On August 23 2016, 45 people met at the Indian Institute of Technology (IIT) Delhi campus as part of the 50th meeting of the IIT
council chaired by Human Resources Development (HRD) Minister Prakash Javdekar. Among the attendees included the who’s who of the corporate world like Pawan Goenka, Lila Poonawala, RC Bhargava, among others, in their respective capacities as the chairpersons of the board of governors of various IITs. Also in attendance were the directors of all IITs and some faculty members.
Two inter-related issues came for discussion in succession. One was what the IITs dub Project 100K. This project that envisages increasing the strength of students
to 1 lakh in all 23 IITs by 2020 received in-principle approval from the council. The next topic for discussion harped on the deepest fears of IIT
faculty members in achieving the objectives under Project 100K. The council expressed concerns on the severe shortage of faculty in IITs. In effect it was tantamount to admitting that Project 100K could not be achieved.
Those fears have now come true. Seven of the 23 IITs, the oldest of the lot, have communicated to the HRD ministry that they cannot increase the intake of students
to 1 lakh by 2020. This has come as a disappointment to thousands of students
who appear for the Joint Entrance Examination (JEE) each year hoping to make it to India’s most venerated educational institutions.
The reasons for the IITs reluctance to admit more students
are not hard to see. The primary reason is that there are not enough teachers for students
in IITs. The institutes believe that any increase in student intake without a corresponding hike in faculty numbers could severely impact the quality of students
passing out. This would militate against yet another project of IITs called Project Vishwajeet. This project involves strengthening older IITs so that they can atleast rank in the top 100 educational institutes in the world. At present none of the IITs are good enough to make that cut.
Reports suggest that more than one third of the faculty posts in the IITs are lying vacant. Many of the IITs have not publically revealed the faculty shortfalls faced by them. Among those that have, the statistics are jarring.
Guwahati has 408 faculty members against the sanctioned strength of 535. This means that there is only one faculty member for every 17 students
The newer ones like IIT
Gandhinagar fare even worse. The institute in Gujarat’s capital city established in 2008 is operating at almost half its teaching strength. Reports suggest that the ratios for the older IITs at Kharagpur, Delhi and Mumbai could be even worse. The Massachusetts Institute of Technology (MIT), considered the best in the world, has a faculty-student ratio of 1:8. This explains why the IIT
faculty are apprehensive about increasing the intake of students
to 1 lakh, even though they have four more years to achieve that objective.
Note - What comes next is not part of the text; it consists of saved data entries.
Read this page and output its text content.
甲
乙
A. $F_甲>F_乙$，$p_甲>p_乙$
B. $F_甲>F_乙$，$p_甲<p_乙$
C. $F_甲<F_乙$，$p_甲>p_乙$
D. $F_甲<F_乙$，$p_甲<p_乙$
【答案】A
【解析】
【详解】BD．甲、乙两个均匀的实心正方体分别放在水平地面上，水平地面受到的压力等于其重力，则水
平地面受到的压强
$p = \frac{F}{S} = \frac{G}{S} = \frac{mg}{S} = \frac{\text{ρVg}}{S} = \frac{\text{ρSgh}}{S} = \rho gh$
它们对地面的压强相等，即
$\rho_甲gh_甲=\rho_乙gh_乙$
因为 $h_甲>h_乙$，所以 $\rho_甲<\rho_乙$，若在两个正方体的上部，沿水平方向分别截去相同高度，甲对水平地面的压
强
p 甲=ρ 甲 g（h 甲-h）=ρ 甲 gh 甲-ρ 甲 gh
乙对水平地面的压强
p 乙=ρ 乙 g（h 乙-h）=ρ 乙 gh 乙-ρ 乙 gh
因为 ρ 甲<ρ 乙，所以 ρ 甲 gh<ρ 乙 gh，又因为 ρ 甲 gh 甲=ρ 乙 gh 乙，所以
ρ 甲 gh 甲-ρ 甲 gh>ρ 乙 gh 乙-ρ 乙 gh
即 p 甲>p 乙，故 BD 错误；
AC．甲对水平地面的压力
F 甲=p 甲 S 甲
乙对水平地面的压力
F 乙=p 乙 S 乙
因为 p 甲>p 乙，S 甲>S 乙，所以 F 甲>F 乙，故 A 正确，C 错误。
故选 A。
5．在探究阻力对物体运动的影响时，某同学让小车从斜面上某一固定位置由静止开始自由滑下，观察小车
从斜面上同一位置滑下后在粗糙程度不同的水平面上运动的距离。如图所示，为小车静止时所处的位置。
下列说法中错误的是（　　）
These ratios might be far worse in reality. IITs have a unique method of calculating their faculty-student ratios. For the purpose of calculation, five PHD students
are counted as one faculty member. Given that an IIT
faculty member is far more experienced, accomplished and more widely published than a PhD student, the quality of education
might already be on the decline in IITs. This statistical play to improve ratios also highlights the difficulties faced by these institutes to hire teachers. The institutes have solicited the help of IIT
alumni networks worldwide to identify foreign nationals who can be recruited to teach at IITs. That’s because there just aren’t enough qualified Indians to be recruited as faculty in the IITs.
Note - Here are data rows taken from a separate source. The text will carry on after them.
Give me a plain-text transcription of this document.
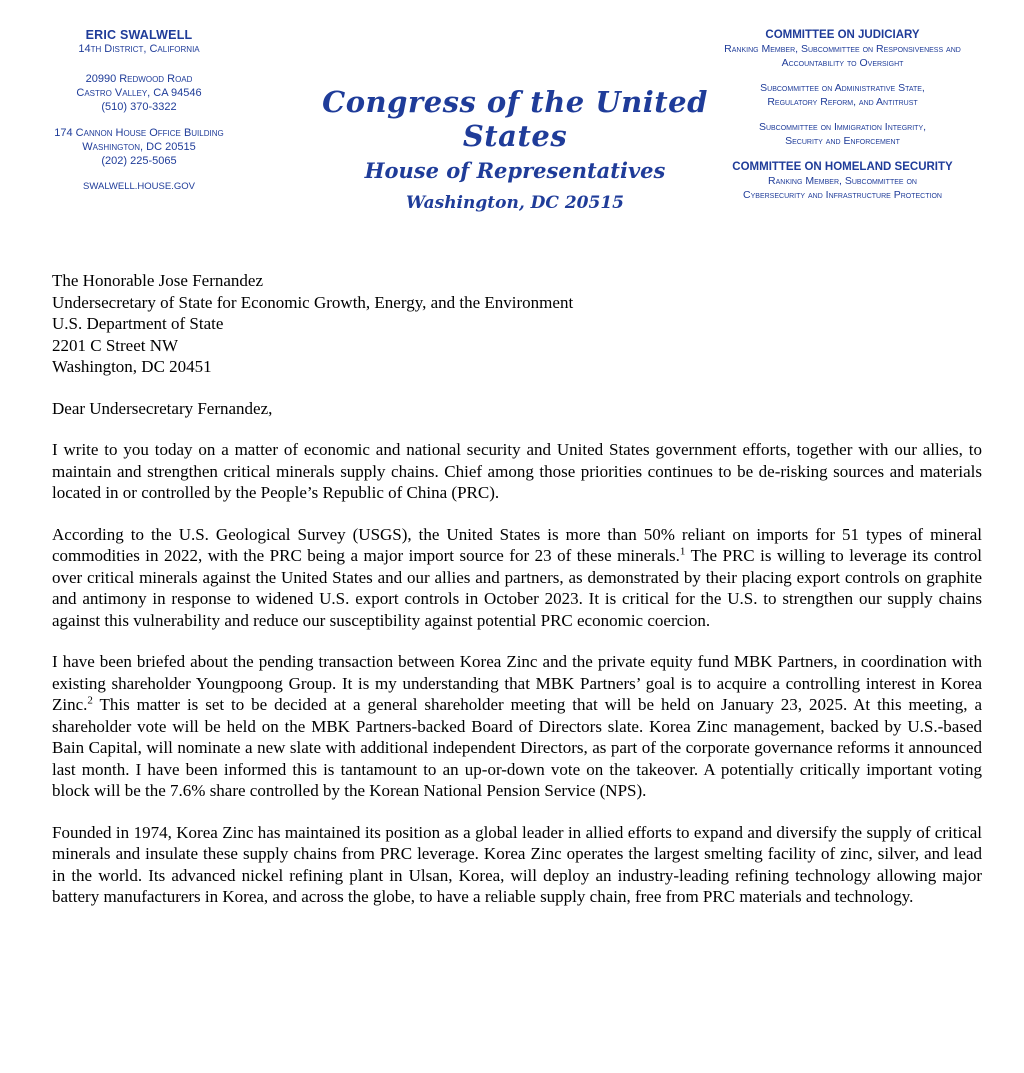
ERIC SWALWELL
14th District, California
20990 Redwood Road
Castro Valley, CA 94546
(510) 370-3322
174 Cannon House Office Building
Washington, DC 20515
(202) 225-5065
SWALWELL.HOUSE.GOV
Congress of the United States
House of Representatives
Washington, DC 20515
COMMITTEE ON JUDICIARY
Ranking Member, Subcommittee on Responsiveness and
Accountability to Oversight
Subcommittee on Administrative State,
Regulatory Reform, and Antitrust
Subcommittee on Immigration Integrity,
Security and Enforcement
COMMITTEE ON HOMELAND SECURITY
Ranking Member, Subcommittee on
Cybersecurity and Infrastructure Protection
The Honorable Jose Fernandez
Undersecretary of State for Economic Growth, Energy, and the Environment
U.S. Department of State
2201 C Street NW
Washington, DC 20451
Dear Undersecretary Fernandez,

I write to you today on a matter of economic and national security and United States government efforts, together with our allies, to maintain and strengthen critical minerals supply chains. Chief among those priorities continues to be de-risking sources and materials located in or controlled by the People’s Republic of China (PRC).

According to the U.S. Geological Survey (USGS), the United States is more than 50% reliant on imports for 51 types of mineral commodities in 2022, with the PRC being a major import source for 23 of these minerals.$^1$ The PRC is willing to leverage its control over critical minerals against the United States and our allies and partners, as demonstrated by their placing export controls on graphite and antimony in response to widened U.S. export controls in October 2023. It is critical for the U.S. to strengthen our supply chains against this vulnerability and reduce our susceptibility against potential PRC economic coercion.

I have been briefed about the pending transaction between Korea Zinc and the private equity fund MBK Partners, in coordination with existing shareholder Youngpoong Group. It is my understanding that MBK Partners’ goal is to acquire a controlling interest in Korea Zinc.$^2$ This matter is set to be decided at a general shareholder meeting that will be held on January 23, 2025. At this meeting, a shareholder vote will be held on the MBK Partners-backed Board of Directors slate. Korea Zinc management, backed by U.S.-based Bain Capital, will nominate a new slate with additional independent Directors, as part of the corporate governance reforms it announced last month. I have been informed this is tantamount to an up-or-down vote on the takeover. A potentially critically important voting block will be the 7.6% share controlled by the Korean National Pension Service (NPS).

Founded in 1974, Korea Zinc has maintained its position as a global leader in allied efforts to expand and diversify the supply of critical minerals and insulate these supply chains from PRC leverage. Korea Zinc operates the largest smelting facility of zinc, silver, and lead in the world. Its advanced nickel refining plant in Ulsan, Korea, will deploy an industry-leading refining technology allowing major battery manufacturers in Korea, and across the globe, to have a reliable supply chain, free from PRC materials and technology.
The 23 IITs among themselves offer 10,575 seats. With close to 1.5 lakh students
appearing for the entrance exam, only 7 out of 100 students
make it to the IITs. The government wants to improve this ratio in a bid to make quality education
accessible to even more deserving students.
The other area of concern for IITs is the problem of space. As residential institutes, students
are expected to stay on campus during their course durations. If the IITs were to teach 1 lakh students, where will these additional students
be housed? New students
are already herded like cattle in their respective hostels.
An account by Dr Dheeraj Sanghi, a faculty member of IIT
Kanpur vividly captured the struggles of young students
entering IIT. Sanghi describing the first day at the campus for under-graduate students
in 2011 said, “Three girls had to stay in the room designed for 2 students. One of the Student Guides took us to the room. It cannot have 3 beds, 3 desks, 3 chairs, and one cupboard. So, of course, there will be no cupboard and somehow the 3 girls will have to share 2 cupboards. There won't be 3 tables and chairs. One could keep one table in the room, and have a bit of space, or keep two tables and have no space to move about. How are students
supposed to study?”
Sanghi further described the IIT
Kanpur hostels, “The walls of the hostels were dirty, the corridors were dirty. I am told that what I have seen today is much better than what is available at other IITs.”
Sanghi’s words hold true for other IITs as well. This reporter who has spent considerable time in IIT-Delhi, that has 11 hostels for boys and three for girls, found the infrastructure to be no better.
In such circumstances, it is understandable that the IITs have informed the government that they cannot admit more students. For thousands of students
who work hard to realise their dream of making it to IITs every year, that means their dreams would remain just that – a dream.